Its strange to feel homesick for a country that has become home but isn’t your original home! It’s nice though, to feel like Im looking forward to being back on the Island that God has drawn me too. To be fair, I don’t really get homesick for anywhere, I just have moments of missing a person who happens to be 6000 miles from where I am.
That being said, I am having a nice time in England. I spent the first few weeks travelling around a bit and speaking at different churches and groups – talking about the work of Mission Direct and the work Im doing in Esperanza Village. People have been so kind to me, and Ive been amazed at how many little ‘coincidental’ meetings there have been with other people who have links to the Dominican too.
People have shown such interest in the work that God is leading in the DR, and it amazes me time and time again when people donate towards the work, or want to pray for me and the work. I have been moved many times by people’s interest and heart for people they have never met but are family with – God’s family is massive! Elderly people who want to take information to pray for young families in Esperanza – knowing that their prayers are so important.
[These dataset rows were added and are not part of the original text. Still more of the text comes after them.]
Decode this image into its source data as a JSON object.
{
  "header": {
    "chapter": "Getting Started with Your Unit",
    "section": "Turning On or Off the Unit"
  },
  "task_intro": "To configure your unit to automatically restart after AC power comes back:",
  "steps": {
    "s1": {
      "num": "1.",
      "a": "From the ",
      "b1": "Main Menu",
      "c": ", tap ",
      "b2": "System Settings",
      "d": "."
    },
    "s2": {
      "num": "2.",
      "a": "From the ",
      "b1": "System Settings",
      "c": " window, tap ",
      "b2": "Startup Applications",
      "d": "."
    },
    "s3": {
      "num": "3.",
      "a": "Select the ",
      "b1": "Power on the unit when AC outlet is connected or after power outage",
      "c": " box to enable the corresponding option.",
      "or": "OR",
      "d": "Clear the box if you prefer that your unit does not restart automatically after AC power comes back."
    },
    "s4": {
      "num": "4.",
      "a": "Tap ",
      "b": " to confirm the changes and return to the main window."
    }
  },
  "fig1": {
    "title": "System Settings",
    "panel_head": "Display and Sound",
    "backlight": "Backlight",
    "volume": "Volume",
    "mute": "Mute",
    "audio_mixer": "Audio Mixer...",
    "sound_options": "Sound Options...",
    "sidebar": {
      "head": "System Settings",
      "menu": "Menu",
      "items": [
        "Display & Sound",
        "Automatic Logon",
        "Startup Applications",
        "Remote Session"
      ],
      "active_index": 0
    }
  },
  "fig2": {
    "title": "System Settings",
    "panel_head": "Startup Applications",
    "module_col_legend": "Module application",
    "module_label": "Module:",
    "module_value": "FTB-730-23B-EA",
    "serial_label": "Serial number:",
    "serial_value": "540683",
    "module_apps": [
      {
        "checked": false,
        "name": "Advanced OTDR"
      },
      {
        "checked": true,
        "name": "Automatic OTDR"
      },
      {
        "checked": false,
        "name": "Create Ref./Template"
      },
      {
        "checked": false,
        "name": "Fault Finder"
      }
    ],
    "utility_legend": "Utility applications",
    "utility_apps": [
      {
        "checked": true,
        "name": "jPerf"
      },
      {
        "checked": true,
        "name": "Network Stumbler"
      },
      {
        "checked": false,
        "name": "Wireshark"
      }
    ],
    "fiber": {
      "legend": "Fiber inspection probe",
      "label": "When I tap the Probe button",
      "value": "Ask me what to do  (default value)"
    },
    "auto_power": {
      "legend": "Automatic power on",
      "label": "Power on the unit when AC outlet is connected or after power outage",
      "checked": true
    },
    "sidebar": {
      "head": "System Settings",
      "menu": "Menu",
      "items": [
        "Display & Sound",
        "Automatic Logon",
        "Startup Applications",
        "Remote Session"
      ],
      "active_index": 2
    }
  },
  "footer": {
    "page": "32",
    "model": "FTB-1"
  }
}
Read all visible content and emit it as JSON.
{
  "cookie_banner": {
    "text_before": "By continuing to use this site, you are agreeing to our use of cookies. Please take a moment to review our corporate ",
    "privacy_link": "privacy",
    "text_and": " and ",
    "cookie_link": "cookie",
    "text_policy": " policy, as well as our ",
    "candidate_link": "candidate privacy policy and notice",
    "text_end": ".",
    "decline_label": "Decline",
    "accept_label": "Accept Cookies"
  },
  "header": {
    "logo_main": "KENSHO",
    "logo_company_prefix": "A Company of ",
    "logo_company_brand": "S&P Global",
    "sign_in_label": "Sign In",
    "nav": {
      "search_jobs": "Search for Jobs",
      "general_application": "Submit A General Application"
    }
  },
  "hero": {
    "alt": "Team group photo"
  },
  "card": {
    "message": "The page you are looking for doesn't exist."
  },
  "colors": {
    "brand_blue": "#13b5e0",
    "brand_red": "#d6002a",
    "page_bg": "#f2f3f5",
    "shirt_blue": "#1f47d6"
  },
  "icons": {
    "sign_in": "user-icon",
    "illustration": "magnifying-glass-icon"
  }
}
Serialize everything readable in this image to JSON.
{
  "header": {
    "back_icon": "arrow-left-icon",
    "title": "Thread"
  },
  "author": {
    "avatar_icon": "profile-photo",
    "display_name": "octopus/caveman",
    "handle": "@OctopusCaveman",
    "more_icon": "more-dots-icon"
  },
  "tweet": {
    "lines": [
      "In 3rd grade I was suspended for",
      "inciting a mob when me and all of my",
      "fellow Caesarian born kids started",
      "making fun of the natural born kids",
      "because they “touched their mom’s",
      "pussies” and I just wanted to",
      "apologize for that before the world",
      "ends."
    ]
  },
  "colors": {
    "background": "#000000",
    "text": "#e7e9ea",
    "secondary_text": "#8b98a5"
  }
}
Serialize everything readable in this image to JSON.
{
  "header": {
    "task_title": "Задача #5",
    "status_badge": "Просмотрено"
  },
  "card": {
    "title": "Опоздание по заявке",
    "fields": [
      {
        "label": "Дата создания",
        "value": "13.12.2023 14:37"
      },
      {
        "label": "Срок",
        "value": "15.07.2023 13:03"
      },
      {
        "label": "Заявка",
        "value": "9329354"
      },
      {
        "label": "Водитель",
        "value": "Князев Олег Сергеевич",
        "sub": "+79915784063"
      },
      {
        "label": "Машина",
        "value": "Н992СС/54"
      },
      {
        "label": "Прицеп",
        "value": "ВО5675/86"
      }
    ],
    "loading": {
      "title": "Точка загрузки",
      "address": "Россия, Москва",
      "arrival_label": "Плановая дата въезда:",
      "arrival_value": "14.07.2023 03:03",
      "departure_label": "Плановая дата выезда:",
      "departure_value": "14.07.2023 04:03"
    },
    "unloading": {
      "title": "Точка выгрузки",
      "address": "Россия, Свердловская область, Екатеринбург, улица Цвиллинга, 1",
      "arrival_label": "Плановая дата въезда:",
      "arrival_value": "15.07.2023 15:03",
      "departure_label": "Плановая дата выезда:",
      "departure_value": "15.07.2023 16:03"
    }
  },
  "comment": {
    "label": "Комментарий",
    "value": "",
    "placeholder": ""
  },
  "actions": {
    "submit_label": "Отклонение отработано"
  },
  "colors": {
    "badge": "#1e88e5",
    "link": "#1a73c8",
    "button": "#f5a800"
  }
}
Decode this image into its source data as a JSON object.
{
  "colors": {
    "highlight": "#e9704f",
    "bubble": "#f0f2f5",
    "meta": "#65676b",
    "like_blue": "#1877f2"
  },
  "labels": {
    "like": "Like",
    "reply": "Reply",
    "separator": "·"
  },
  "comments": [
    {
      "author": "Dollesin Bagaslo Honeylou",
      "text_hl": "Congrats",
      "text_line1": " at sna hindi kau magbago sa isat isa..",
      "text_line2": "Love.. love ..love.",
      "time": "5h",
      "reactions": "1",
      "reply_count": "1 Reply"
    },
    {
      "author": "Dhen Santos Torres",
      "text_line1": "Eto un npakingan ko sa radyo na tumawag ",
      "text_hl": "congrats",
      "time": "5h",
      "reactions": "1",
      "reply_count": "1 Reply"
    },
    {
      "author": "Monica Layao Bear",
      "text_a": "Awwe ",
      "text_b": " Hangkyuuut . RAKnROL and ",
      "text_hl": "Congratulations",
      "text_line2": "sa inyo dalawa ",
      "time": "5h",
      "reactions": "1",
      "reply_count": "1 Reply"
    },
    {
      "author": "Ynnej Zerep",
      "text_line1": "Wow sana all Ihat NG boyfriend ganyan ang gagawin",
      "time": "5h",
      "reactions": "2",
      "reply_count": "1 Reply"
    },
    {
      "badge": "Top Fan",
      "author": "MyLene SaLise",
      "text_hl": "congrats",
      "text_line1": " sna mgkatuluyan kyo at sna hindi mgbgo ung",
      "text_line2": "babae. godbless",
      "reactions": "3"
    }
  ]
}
Its just been amazing to see my two worlds come together through the love and compassion of people willing to pray. Very humbling to be a part of.
Anyways, its nearly Christmas, Im looking forward to spending some time with my family before I hop back over to the DR in early January. Looking forward to being back there, to being told how white I am again and constantly being asked if I am ill… ‘no, we just don’t have the sunshine in England’ is my usual response. Almost true….
I hope and pray that 2013 has been a year where you and I have learnt new things to take with us into 2014. I pray that God will continue to teach, shape and mould us all as we try to love and serve Him and those around us. I hope that 2014 is a year where we all draw closer to God and learn more about Him and His heart for the world around us. I am just full of hope for the year and years to come. No one knows what the next year will bring, and that can be really scarey, but with those rose tinted glasses and a little faith in a great God, I know that whatever may come it will be an adventure!